About half of the UK population is not putting funds into a pension pot. Therefore, the state pension matters. And with an aging population, the question of affordability has been high on the agenda for successive governments. But the question has remained what to do about the pension ‘time bomb’. This week sees the Government’s White Paper launch on proposals for a ‘flat-rate’ pension.

Currently more than 11 million people claim a state pension and some receive a pension credit to top up their pension. It’s argued that the current system is complicated and that the new system will be simpler and fairer. It’s believed women and the self-employed are two groups likely to benefit from the changes. The new system will come into force for new pensioners from April 2017.

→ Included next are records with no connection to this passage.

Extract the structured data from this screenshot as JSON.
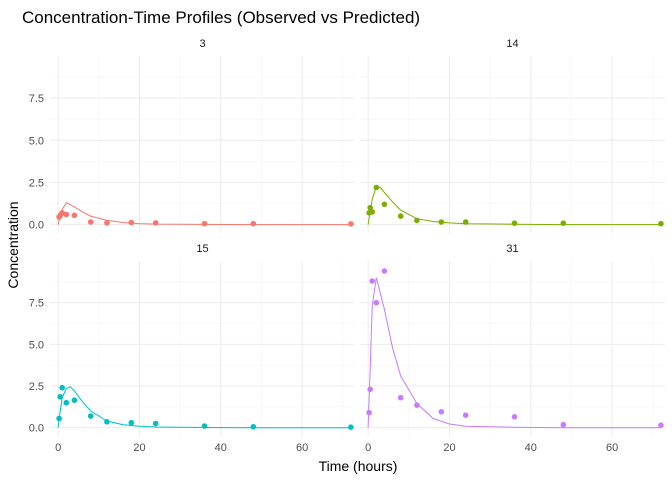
{
  "chart_data": {
    "type": "scatter",
    "title": "Concentration-Time Profiles (Observed vs Predicted)",
    "xlabel": "Time (hours)",
    "ylabel": "Concentration",
    "xlim": [
      -2,
      73
    ],
    "ylim": [
      -0.5,
      10
    ],
    "x_ticks": [
      0,
      20,
      40,
      60
    ],
    "y_ticks": [
      0.0,
      2.5,
      5.0,
      7.5
    ],
    "y_tick_labels": [
      "0.0",
      "2.5",
      "5.0",
      "7.5"
    ],
    "grid": true,
    "legend": "none",
    "panels": [
      {
        "label": "3",
        "color": "#F8766D",
        "observed": [
          [
            0.25,
            0.45
          ],
          [
            0.5,
            0.55
          ],
          [
            1,
            0.7
          ],
          [
            2,
            0.6
          ],
          [
            4,
            0.55
          ],
          [
            8,
            0.15
          ],
          [
            12,
            0.1
          ],
          [
            18,
            0.12
          ],
          [
            24,
            0.1
          ],
          [
            36,
            0.05
          ],
          [
            48,
            0.05
          ],
          [
            72,
            0.04
          ]
        ],
        "predicted": [
          [
            0,
            0
          ],
          [
            0.5,
            0.5
          ],
          [
            1,
            0.9
          ],
          [
            2,
            1.3
          ],
          [
            4,
            1.05
          ],
          [
            6,
            0.75
          ],
          [
            8,
            0.5
          ],
          [
            12,
            0.25
          ],
          [
            16,
            0.12
          ],
          [
            20,
            0.06
          ],
          [
            24,
            0.03
          ],
          [
            36,
            0.01
          ],
          [
            48,
            0
          ],
          [
            72,
            0
          ]
        ]
      },
      {
        "label": "14",
        "color": "#7CAE00",
        "observed": [
          [
            0.25,
            0.7
          ],
          [
            0.5,
            1.0
          ],
          [
            1,
            0.75
          ],
          [
            2,
            2.2
          ],
          [
            4,
            1.2
          ],
          [
            8,
            0.5
          ],
          [
            12,
            0.25
          ],
          [
            18,
            0.15
          ],
          [
            24,
            0.15
          ],
          [
            36,
            0.08
          ],
          [
            48,
            0.08
          ],
          [
            72,
            0.05
          ]
        ],
        "predicted": [
          [
            0,
            0
          ],
          [
            0.5,
            0.8
          ],
          [
            1,
            1.5
          ],
          [
            2,
            2.25
          ],
          [
            3,
            2.2
          ],
          [
            4,
            1.9
          ],
          [
            6,
            1.35
          ],
          [
            8,
            0.85
          ],
          [
            12,
            0.35
          ],
          [
            16,
            0.18
          ],
          [
            20,
            0.1
          ],
          [
            24,
            0.05
          ],
          [
            36,
            0.02
          ],
          [
            48,
            0
          ],
          [
            72,
            0
          ]
        ]
      },
      {
        "label": "15",
        "color": "#00BFC4",
        "observed": [
          [
            0.25,
            0.55
          ],
          [
            0.5,
            1.85
          ],
          [
            1,
            2.4
          ],
          [
            2,
            1.5
          ],
          [
            4,
            1.65
          ],
          [
            8,
            0.7
          ],
          [
            12,
            0.35
          ],
          [
            18,
            0.3
          ],
          [
            24,
            0.25
          ],
          [
            36,
            0.1
          ],
          [
            48,
            0.05
          ],
          [
            72,
            0.03
          ]
        ],
        "predicted": [
          [
            0,
            0
          ],
          [
            0.5,
            1.0
          ],
          [
            1,
            1.8
          ],
          [
            2,
            2.35
          ],
          [
            3,
            2.45
          ],
          [
            4,
            2.2
          ],
          [
            6,
            1.55
          ],
          [
            8,
            1.0
          ],
          [
            12,
            0.4
          ],
          [
            16,
            0.18
          ],
          [
            20,
            0.08
          ],
          [
            24,
            0.04
          ],
          [
            36,
            0.01
          ],
          [
            48,
            0
          ],
          [
            72,
            0
          ]
        ]
      },
      {
        "label": "31",
        "color": "#C77CFF",
        "observed": [
          [
            0.25,
            0.9
          ],
          [
            0.5,
            2.3
          ],
          [
            1,
            8.8
          ],
          [
            2,
            7.5
          ],
          [
            4,
            9.4
          ],
          [
            8,
            1.8
          ],
          [
            12,
            1.35
          ],
          [
            18,
            0.95
          ],
          [
            24,
            0.75
          ],
          [
            36,
            0.65
          ],
          [
            48,
            0.18
          ],
          [
            72,
            0.15
          ]
        ],
        "predicted": [
          [
            0,
            0
          ],
          [
            0.5,
            3.5
          ],
          [
            1,
            7.3
          ],
          [
            2,
            9.0
          ],
          [
            4,
            7.1
          ],
          [
            6,
            4.8
          ],
          [
            8,
            3.1
          ],
          [
            12,
            1.45
          ],
          [
            16,
            0.55
          ],
          [
            20,
            0.22
          ],
          [
            24,
            0.09
          ],
          [
            36,
            0.02
          ],
          [
            48,
            0
          ],
          [
            72,
            0
          ]
        ]
      }
    ]
  }
}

The Pensions Minister said this week having a simpler scheme would make it easier for people to understand how much they needed to save to get a comfortable retirement regardless of whether they were saving with a private or workplace pension.  Currently there is a basic pension and a second state pension, so entitlement for many is not clear-cut.

Who Qualifies

Under the new rules people with fewer than 7 or possibly 10 years of National Insurance Contributions will get no state pension at all.  However the self-employed, who normally get a lower level of state pension will gain. As will women who have taken time off work to bring up a family.

Those that qualify for the new £144 pension include anyone who works, is registered unemployed, has been looking after children aged 12 or under, or caring for sick or disabled adults for 35 years. But entitlement will be lower if an individual has less ‘qualifying’ years.

The new arrangements see the end of ‘contracting out’ and anyone in a Final Salary Scheme will find themselves paying higher levels of National Insurance.

Impact on Employers

Employers will face higher costs if their pension scheme is opted out of the second state pension. From 2017 these employers will pay higher contributions – about 3.4% of employee earnings.

Pension Pots

Of course at the current time these are just proposals and it all may look quite different by the time the proposals are implemented. However it’s possible to discern the direction the Government is heading.  The main ‘take away’? With pension pots generally shrinking now is a good time to see what impact the proposals may have your pension planning.